Tony Juniper, presidente di Natural England, ha dichiarato: “La conservazione e la protezione dell’albanella reale sono al centro di ciò che stiamo facendo nell’approvare questo processo di gestione della covata. Questa decisione porta avanti una strategia di salvaguardia per la specie. Natural England è pronta ad occuparsi del prossimo passo, consapevole del fatto che l’attività e la ricerca saranno messi sotto il controllo degli scienziati di una commissione preposta allo scopo. Noi, come organizzazione, abbiamo il dovere morale di perseguire tutte le opzioni per tutelare una specie importante come l’albanella reale, in modo che i nostri figli possano godere di questo maestoso rapace in natura.”

Non sono mancate ovviamente le critiche, secondo le quali il progetto avrebbe avuto più probabilità di avere come risultato quello di calmare “l’industria della caccia” piuttosto che affrontare il problema della persecuzione illegale del rapace. Mark Avery, un attivista Wildlife Campainier che ha lanciato una campagna di raccolta fondi senza successo contro il progetto, ha detto: “Questa è un’idea stupida inventata dai proprietari delle aziende venatorie e di nessuna utilità per le albanelle“. Avery ha detto che si sta attualmente appellando contro la decisione della corte suprema che ha giudicato il processo legale. Anche la RSPB England (Società inglese per la protezione degli uccelli) ha deciso di presentare ricorso. Chris Corrigan, direttore di RSPB England, ha dichiarato: “ Come abbiamo sempre sostenuto, la “gestione della covata” è uno strumento sbagliato per aiutare la ripresa dell’albanella nei suoi habitat in Inghilterra. L’RSPB crede fermamente che il primo passo verso la ripresa della specie dovrebbe essere la cessazione della persecuzione illegale. Questa è, secondo noi, la ragione vera del declino di questo uccello “iconico” “.

James Diamond, di  Natural England, ha dichiarato che una commissione scientifica dovrà monitorare e valutare il progetto per “garantire che si comprenda quanto più possibile il suo potenziale per poterlo poi utilizzare come tecnica di conservazione “.
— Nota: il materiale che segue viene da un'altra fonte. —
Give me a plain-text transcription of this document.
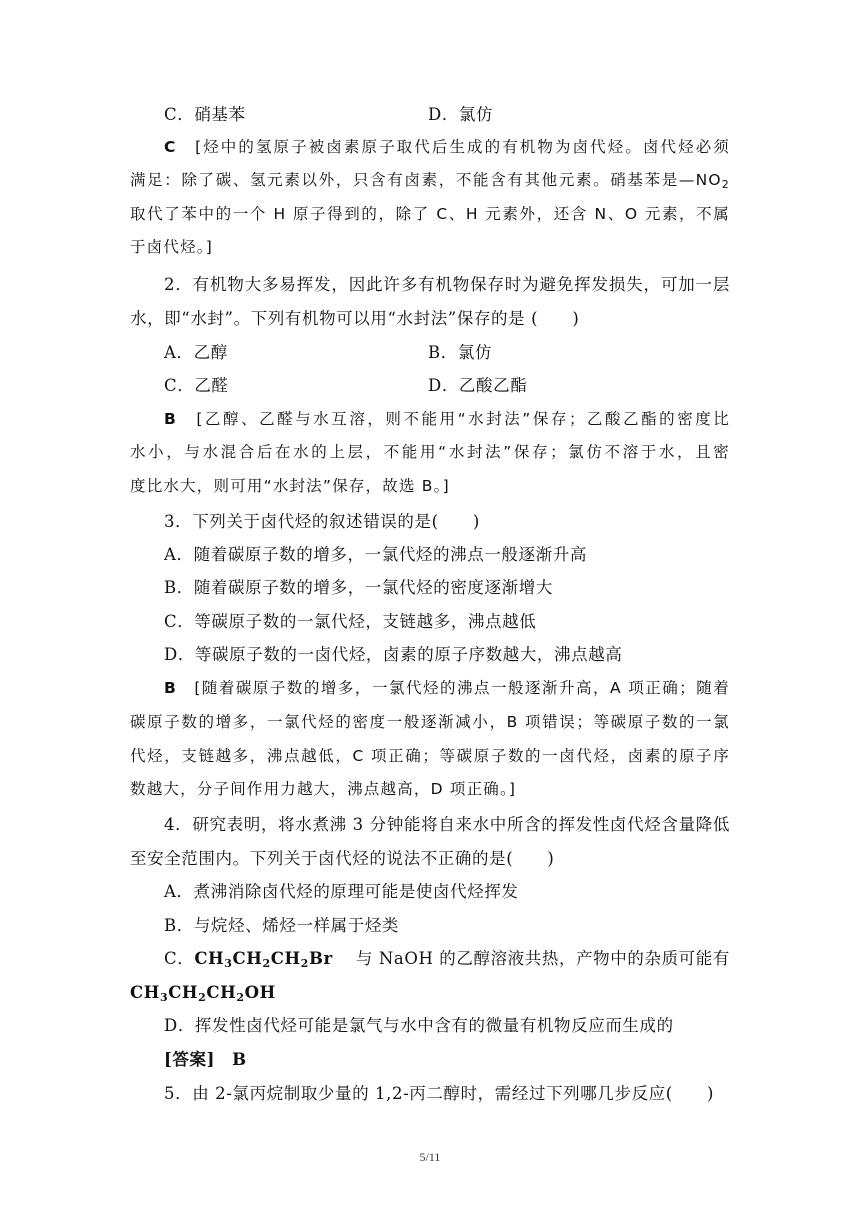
C．硝基苯	D．氯仿
C　 [烃中的氢原子被卤素原子取代后生成的有机物为卤代烃。卤代烃必须
满足：除了碳、氢元素以外，只含有卤素，不能含有其他元素。硝基苯是$—NO_2$
取代了苯中的一个 H 原子得到的，除了 C、H 元素外，还含 N、O 元素，不属
于卤代烃。]
2．有机物大多易挥发，因此许多有机物保存时为避免挥发损失，可加一层
水，即“水封”。下列有机物可以用“水封法”保存的是 (　　)
A．乙醇	B．氯仿
C．乙醛	D．乙酸乙酯
B　 [乙醇、乙醛与水互溶，则不能用“水封法”保存；乙酸乙酯的密度比
水小，与水混合后在水的上层，不能用“水封法”保存；氯仿不溶于水，且密
度比水大，则可用“水封法”保存，故选 B。]
3．下列关于卤代烃的叙述错误的是(　　)
A．随着碳原子数的增多，一氯代烃的沸点一般逐渐升高
B．随着碳原子数的增多，一氯代烃的密度逐渐增大
C．等碳原子数的一氯代烃，支链越多，沸点越低
D．等碳原子数的一卤代烃，卤素的原子序数越大，沸点越高
B　 [随着碳原子数的增多，一氯代烃的沸点一般逐渐升高，A 项正确；随着
碳原子数的增多，一氯代烃的密度一般逐渐减小，B 项错误；等碳原子数的一氯
代烃，支链越多，沸点越低，C 项正确；等碳原子数的一卤代烃，卤素的原子序
数越大，分子间作用力越大，沸点越高，D 项正确。]
4．研究表明，将水煮沸 3 分钟能将自来水中所含的挥发性卤代烃含量降低
至安全范围内。下列关于卤代烃的说法不正确的是(　　)
A．煮沸消除卤代烃的原理可能是使卤代烃挥发
B．与烷烃、烯烃一样属于烃类
C．$CH_3CH_2CH_2Br$ 与 NaOH 的乙醇溶液共热，产物中的杂质可能有
$CH_3CH_2CH_2OH$
D．挥发性卤代烃可能是氯气与水中含有的微量有机物反应而生成的
[答案]　 B
5．由 2-氯丙烷制取少量的 1,2-丙二醇时，需经过下列哪几步反应(　　)
5/11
Amanda Anderson, direttore del Moorland Association ha detto: “C’è una reale volontà  tra i gestori e i proprietari terrieri indirizzata a garantire il successo del progetto. Siamo tutti uniti nel raggiungimento del nostro obiettivo che è quello di aiutare la ripresa delle albanelle. E ‘molto incoraggiante il fatto che ci siano nidi idonei di albanelle e proprietari terrieri intenzionati a prendere parte al progetto”.

Il progetto di “La gestione della covata” è parte del piano di recupero dell’Albanella curato dal  Department for Environment, Food and Rural Affairs ed è sostenuto anche da gruppi di conservazione tra cui il Hawk & Owl Trust. Altri  enti per la conservazione, come la RSPB, si sono invece ritirati dal progetto per i motivi illustrati precedentemente.
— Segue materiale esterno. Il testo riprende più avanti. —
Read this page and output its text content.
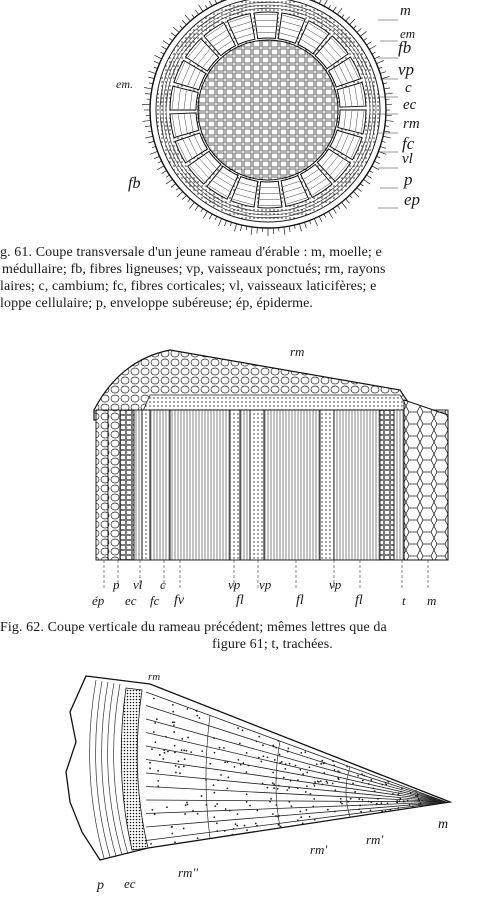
m
em
fb
vp
c
ec
rm
fc
vl
p
ep
em.
fb
g. 61. Coupe transversale d'un jeune rameau d'érable : m, moelle; e
médullaire; fb, fibres ligneuses; vp, vaisseaux ponctués; rm, rayons
laires; c, cambium; fc, fibres corticales; vl, vaisseaux laticifères; e
loppe cellulaire; p, enveloppe subéreuse; ép, épiderme.
rm
p vl c
ép ec fc fv
vp vp	vp
fl	fl	fl	t m
Fig. 62. Coupe verticale du rameau précédent; mêmes lettres que da
figure 61; t, trachées.
rm
rm'
rm'
m
p ec
rm''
Un progetto similare e in corso grazie alla collaborazione del Wildfowl and Wetlands Trust. In questo caso la specie interessata è il Chiurlo anch’essa minacciata. Le uova – che altrimenti andrebbero perse per garantire la sicurezza degli aerei – vengono salvate dai nidi che si trovano nelle vicinanze degli aeroporti del Ministero della Difesa, con i pulcini successivamente rilasciati in altri habitat adatti in Inghilterra.
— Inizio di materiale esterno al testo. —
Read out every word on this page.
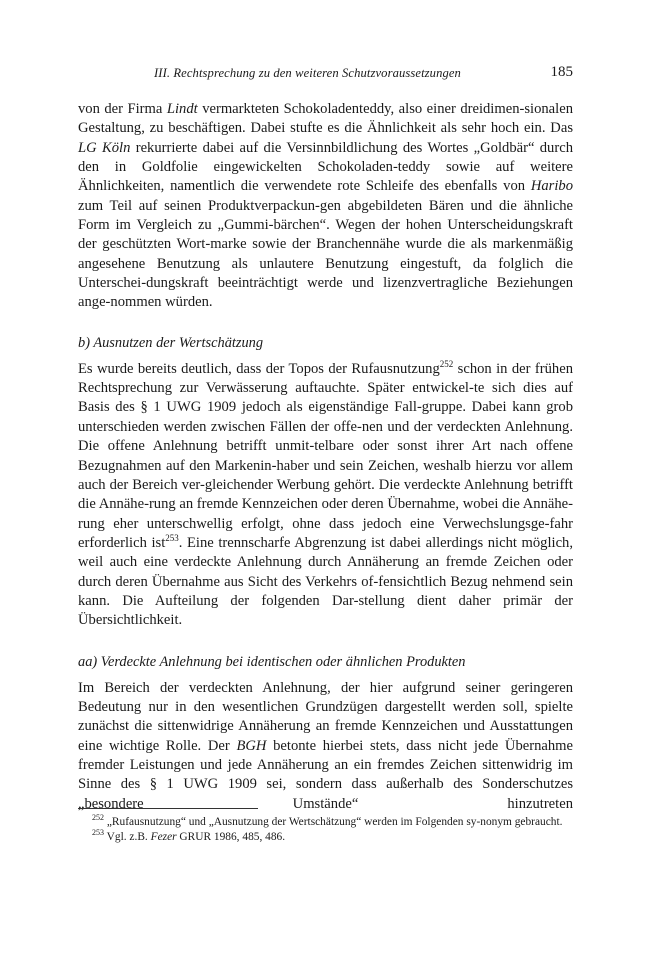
III. Rechtsprechung zu den weiteren Schutzvoraussetzungen	185

von der Firma Lindt vermarkteten Schokoladenteddy, also einer dreidimen-sionalen Gestaltung, zu beschäftigen. Dabei stufte es die Ähnlichkeit als sehr hoch ein. Das LG Köln rekurrierte dabei auf die Versinnbildlichung des Wortes „Goldbär“ durch den in Goldfolie eingewickelten Schokoladen-teddy sowie auf weitere Ähnlichkeiten, namentlich die verwendete rote Schleife des ebenfalls von Haribo zum Teil auf seinen Produktverpackun-gen abgebildeten Bären und die ähnliche Form im Vergleich zu „Gummi-bärchen“. Wegen der hohen Unterscheidungskraft der geschützten Wort-marke sowie der Branchennähe wurde die als markenmäßig angesehene Benutzung als unlautere Benutzung eingestuft, da folglich die Unterschei-dungskraft beeinträchtigt werde und lizenzvertragliche Beziehungen ange-nommen würden.

b) Ausnutzen der Wertschätzung

Es wurde bereits deutlich, dass der Topos der Rufausnutzung$^{252}$ schon in der frühen Rechtsprechung zur Verwässerung auftauchte. Später entwickel-te sich dies auf Basis des § 1 UWG 1909 jedoch als eigenständige Fall-gruppe. Dabei kann grob unterschieden werden zwischen Fällen der offe-nen und der verdeckten Anlehnung. Die offene Anlehnung betrifft unmit-telbare oder sonst ihrer Art nach offene Bezugnahmen auf den Markenin-haber und sein Zeichen, weshalb hierzu vor allem auch der Bereich ver-gleichender Werbung gehört. Die verdeckte Anlehnung betrifft die Annähe-rung an fremde Kennzeichen oder deren Übernahme, wobei die Annähe-rung eher unterschwellig erfolgt, ohne dass jedoch eine Verwechslungsge-fahr erforderlich ist$^{253}$. Eine trennscharfe Abgrenzung ist dabei allerdings nicht möglich, weil auch eine verdeckte Anlehnung durch Annäherung an fremde Zeichen oder durch deren Übernahme aus Sicht des Verkehrs of-fensichtlich Bezug nehmend sein kann. Die Aufteilung der folgenden Dar-stellung dient daher primär der Übersichtlichkeit.

aa) Verdeckte Anlehnung bei identischen oder ähnlichen Produkten

Im Bereich der verdeckten Anlehnung, der hier aufgrund seiner geringeren Bedeutung nur in den wesentlichen Grundzügen dargestellt werden soll, spielte zunächst die sittenwidrige Annäherung an fremde Kennzeichen und Ausstattungen eine wichtige Rolle. Der BGH betonte hierbei stets, dass nicht jede Übernahme fremder Leistungen und jede Annäherung an ein fremdes Zeichen sittenwidrig im Sinne des § 1 UWG 1909 sei, sondern dass außerhalb des Sonderschutzes „besondere Umstände“ hinzutreten

$^{252}$ „Rufausnutzung“ und „Ausnutzung der Wertschätzung“ werden im Folgenden sy-nonym gebraucht.

$^{253}$ Vgl. z.B. Fezer GRUR 1986, 485, 486.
Tutto questo non tanto per prendere una posizione a sostegno dell’una o dell’altra “fazione” ma per mostrare come sia possibile un dialogo tra le parti che si svolga alla pari e con competenze specifiche più che per partito preso.  La conservazione deve essere una priorità della caccia a dimostrazione di come il vero “animalismo” appartenga alla categoria di chi antepone lo studio ai sentimenti.